Wednesday, October 09, 2002

And pigs will fly





You know the feeling you get when your darned checkbook just won't seem to balance. Multiply by a few zillions, and you have some idea of the way Washington is running things these days. It's not just a nightmare; it's that old familiar nightmare we thought we had shaken off years ago: A ballooning federal deficit and its evil twin, a widening trade gap, threaten the U.S. dollar, our financial markets, and our monetary policy. For the first time since 1997, our budget this year will show a deficit probably in excess of $160 billion, in sharp contrast with a $127 billion surplus last year. This dizzying swing–$287 billion–is the largest on record.


Why the big change? The drop in tax revenue this year, of over $130 billion, is the sharpest in 56 years, much of it due to layoffs, pay cuts, pay freezes, fewer exercised stock options, and a fall in capital gains. What's more, the reduction of tax rates for upper-income households enacted last year means that when the economy does finally pick up steam, Washington won't see a commensurate pickup in tax revenue.

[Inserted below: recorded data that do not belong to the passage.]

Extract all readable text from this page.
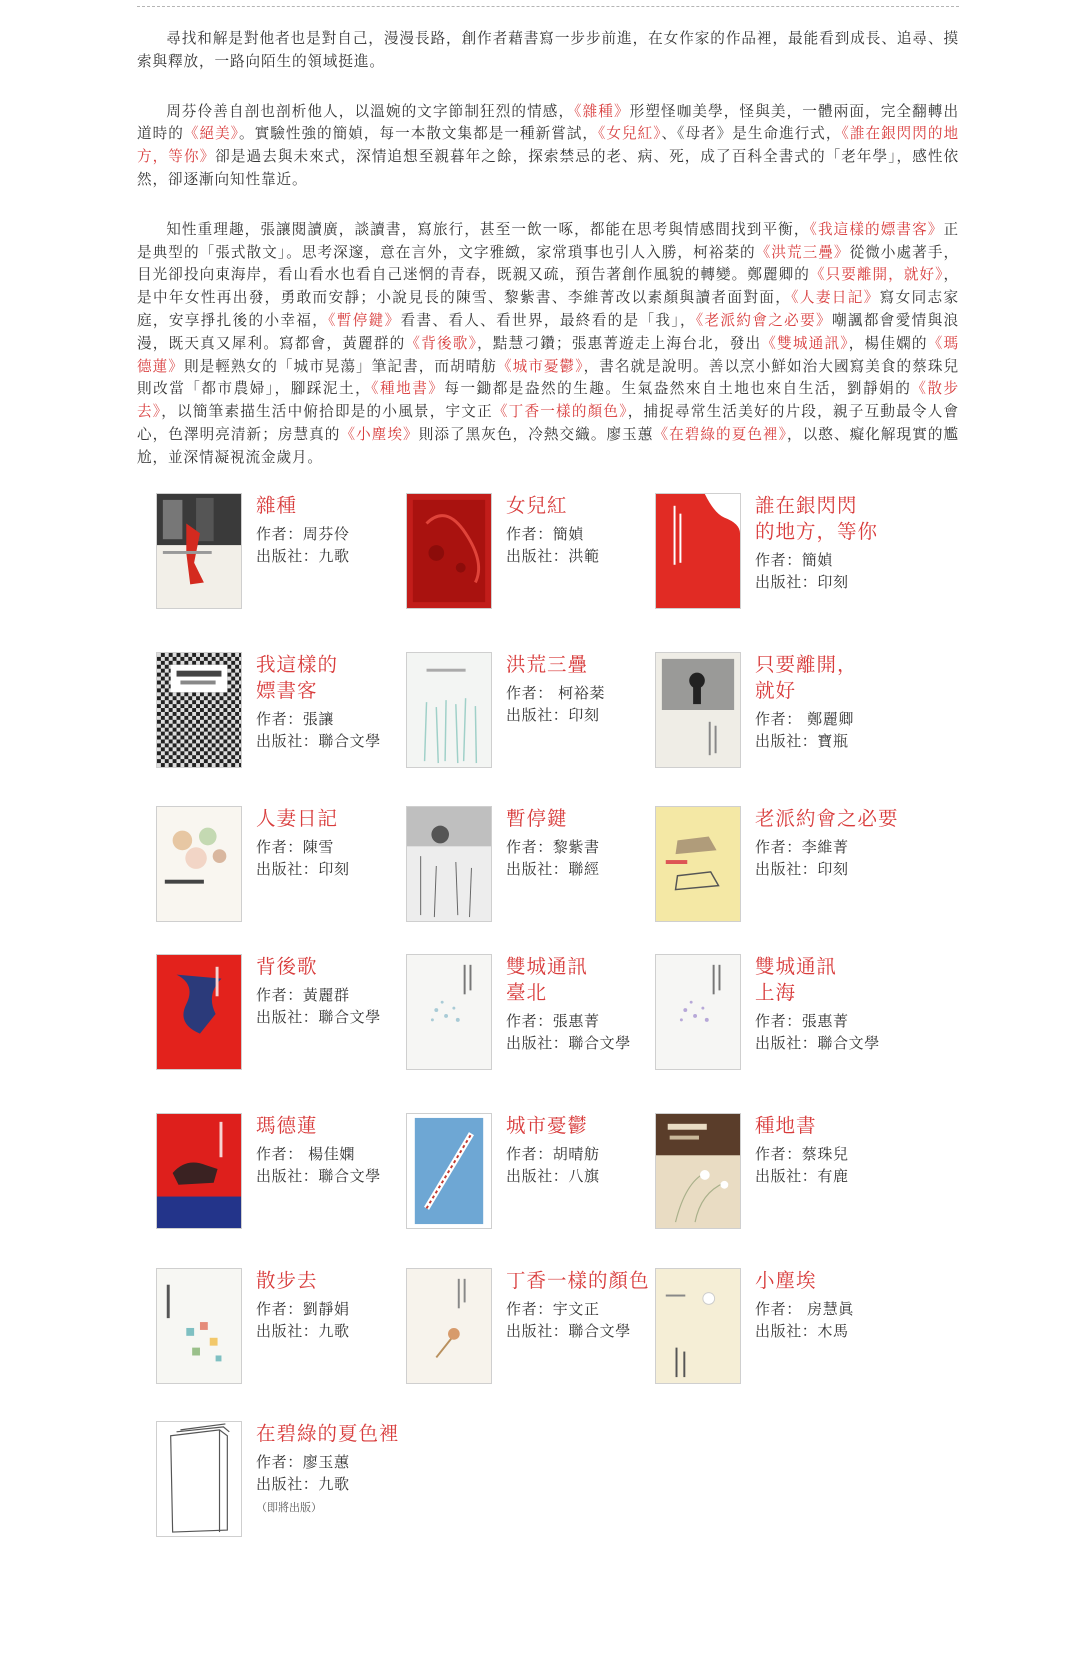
尋找和解是對他者也是對自己，漫漫長路，創作者藉書寫一步步前進，在女作家的作品裡，最能看到成長、追尋、摸索與釋放，一路向陌生的領域挺進。

周芬伶善自剖也剖析他人，以溫婉的文字節制狂烈的情感，《雜種》形塑怪咖美學，怪與美，一體兩面，完全翻轉出道時的《絕美》。實驗性強的簡媜，每一本散文集都是一種新嘗試，《女兒紅》、《母者》是生命進行式，《誰在銀閃閃的地方，等你》卻是過去與未來式，深情追想至親暮年之餘，探索禁忌的老、病、死，成了百科全書式的「老年學」，感性依然，卻逐漸向知性靠近。

知性重理趣，張讓閱讀廣，談讀書，寫旅行，甚至一飲一啄，都能在思考與情感間找到平衡，《我這樣的嫖書客》正是典型的「張式散文」。思考深邃，意在言外，文字雅緻，家常瑣事也引人入勝，柯裕棻的《洪荒三疊》從微小處著手，目光卻投向東海岸，看山看水也看自己迷惘的青春，既親又疏，預告著創作風貌的轉變。鄭麗卿的《只要離開，就好》，是中年女性再出發，勇敢而安靜；小說見長的陳雪、黎紫書、李維菁改以素顏與讀者面對面，《人妻日記》寫女同志家庭，安享掙扎後的小幸福，《暫停鍵》看書、看人、看世界，最終看的是「我」，《老派約會之必要》嘲諷都會愛情與浪漫，既天真又犀利。寫都會，黃麗群的《背後歌》，黠慧刁鑽；張惠菁遊走上海台北，發出《雙城通訊》，楊佳嫻的《瑪德蓮》則是輕熟女的「城市晃蕩」筆記書，而胡晴舫《城市憂鬱》，書名就是說明。善以烹小鮮如治大國寫美食的蔡珠兒則改當「都市農婦」，腳踩泥土，《種地書》每一鋤都是盎然的生趣。生氣盎然來自土地也來自生活，劉靜娟的《散步去》，以簡筆素描生活中俯拾即是的小風景，宇文正《丁香一樣的顏色》，捕捉尋常生活美好的片段，親子互動最令人會心，色澤明亮清新；房慧真的《小塵埃》則添了黑灰色，冷熱交織。廖玉蕙《在碧綠的夏色裡》，以憨、癡化解現實的尷尬，並深情凝視流金歲月。

雜種
作者：周芬伶
出版社：九歌
女兒紅
作者：簡媜
出版社：洪範
誰在銀閃閃
的地方，等你
作者：簡媜
出版社：印刻
我這樣的
嫖書客
作者：張讓
出版社：聯合文學
洪荒三疊
作者： 柯裕棻
出版社：印刻
只要離開，
就好
作者： 鄭麗卿
出版社：寶瓶
人妻日記
作者：陳雪
出版社：印刻
暫停鍵
作者：黎紫書
出版社：聯經
老派約會之必要
作者：李維菁
出版社：印刻
背後歌
作者：黃麗群
出版社：聯合文學
雙城通訊
臺北
作者：張惠菁
出版社：聯合文學
雙城通訊
上海
作者：張惠菁
出版社：聯合文學
瑪德蓮
作者： 楊佳嫻
出版社：聯合文學
城市憂鬱
作者：胡晴舫
出版社：八旗
種地書
作者：蔡珠兒
出版社：有鹿
散步去
作者：劉靜娟
出版社：九歌
丁香一樣的顏色
作者：宇文正
出版社：聯合文學
小塵埃
作者： 房慧眞
出版社：木馬
在碧綠的夏色裡
作者：廖玉蕙
出版社：九歌
（即將出版）
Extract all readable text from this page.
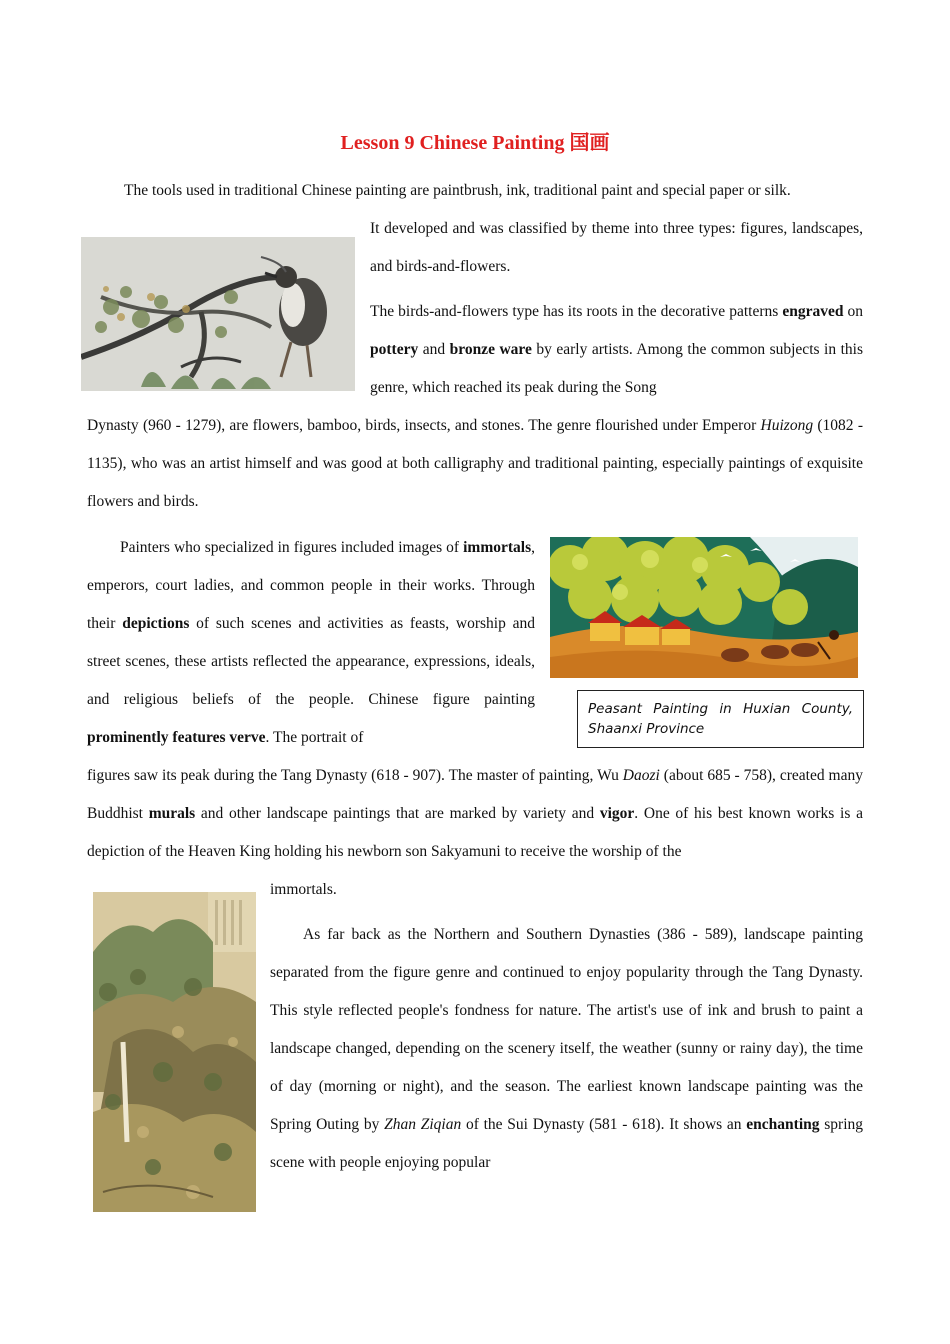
Lesson 9 Chinese Painting 国画

The tools used in traditional Chinese painting are paintbrush, ink, traditional paint and special paper or silk.

It developed and was classified by theme into three types: figures, landscapes, and birds-and-flowers.

The birds-and-flowers type has its roots in the decorative patterns engraved on pottery and bronze ware by early artists. Among the common subjects in this genre, which reached its peak during the Song

Dynasty (960 - 1279), are flowers, bamboo, birds, insects, and stones. The genre flourished under Emperor Huizong (1082 - 1135), who was an artist himself and was good at both calligraphy and traditional painting, especially paintings of exquisite flowers and birds.

Peasant Painting in Huxian County, Shaanxi Province

Painters who specialized in figures included images of immortals, emperors, court ladies, and common people in their works. Through their depictions of such scenes and activities as feasts, worship and street scenes, these artists reflected the appearance, expressions, ideals, and religious beliefs of the people. Chinese figure painting prominently features verve. The portrait of

figures saw its peak during the Tang Dynasty (618 - 907). The master of painting, Wu Daozi (about 685 - 758), created many Buddhist murals and other landscape paintings that are marked by variety and vigor. One of his best known works is a depiction of the Heaven King holding his newborn son Sakyamuni to receive the worship of the

immortals.

As far back as the Northern and Southern Dynasties (386 - 589), landscape painting separated from the figure genre and continued to enjoy popularity through the Tang Dynasty. This style reflected people's fondness for nature. The artist's use of ink and brush to paint a landscape changed, depending on the scenery itself, the weather (sunny or rainy day), the time of day (morning or night), and the season. The earliest known landscape painting was the Spring Outing by Zhan Ziqian of the Sui Dynasty (581 - 618). It shows an enchanting spring scene with people enjoying popular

The projected 10-year federal budget surplus had already shrunk by nearly 95 percent, from $5.6 trillion to $336 billion. But even that number is wildly overoptimistic. It doesn't include the costs of a prescription drug program for seniors, estimated to cost at least $300 billion over the next decade. It also doesn't include appropriate costs for military and homeland defense spending. And it assumes that discretionary spending will rise at the rate of inflation, a pipe dream. If government spending continues to increase at its current rate of 8.5 percent, we will add an additional $2.9 trillion in debt over the next decade.

Spree. Think it won't happen? Just look at discretionary spending this year. It's up by almost 14 percent, the biggest government spending spree in a generation. In fact, for the first time in over 30 years, annually appropriated programs controlled by Congress and the president have grown faster than formula-driven entitlement programs like Social Security and Medicare. Only a third of the entire $91 billion increase in annually appropriated funds has been spent on homeland security and national defense; the rest goes for everything from highway construction to farm subsidies.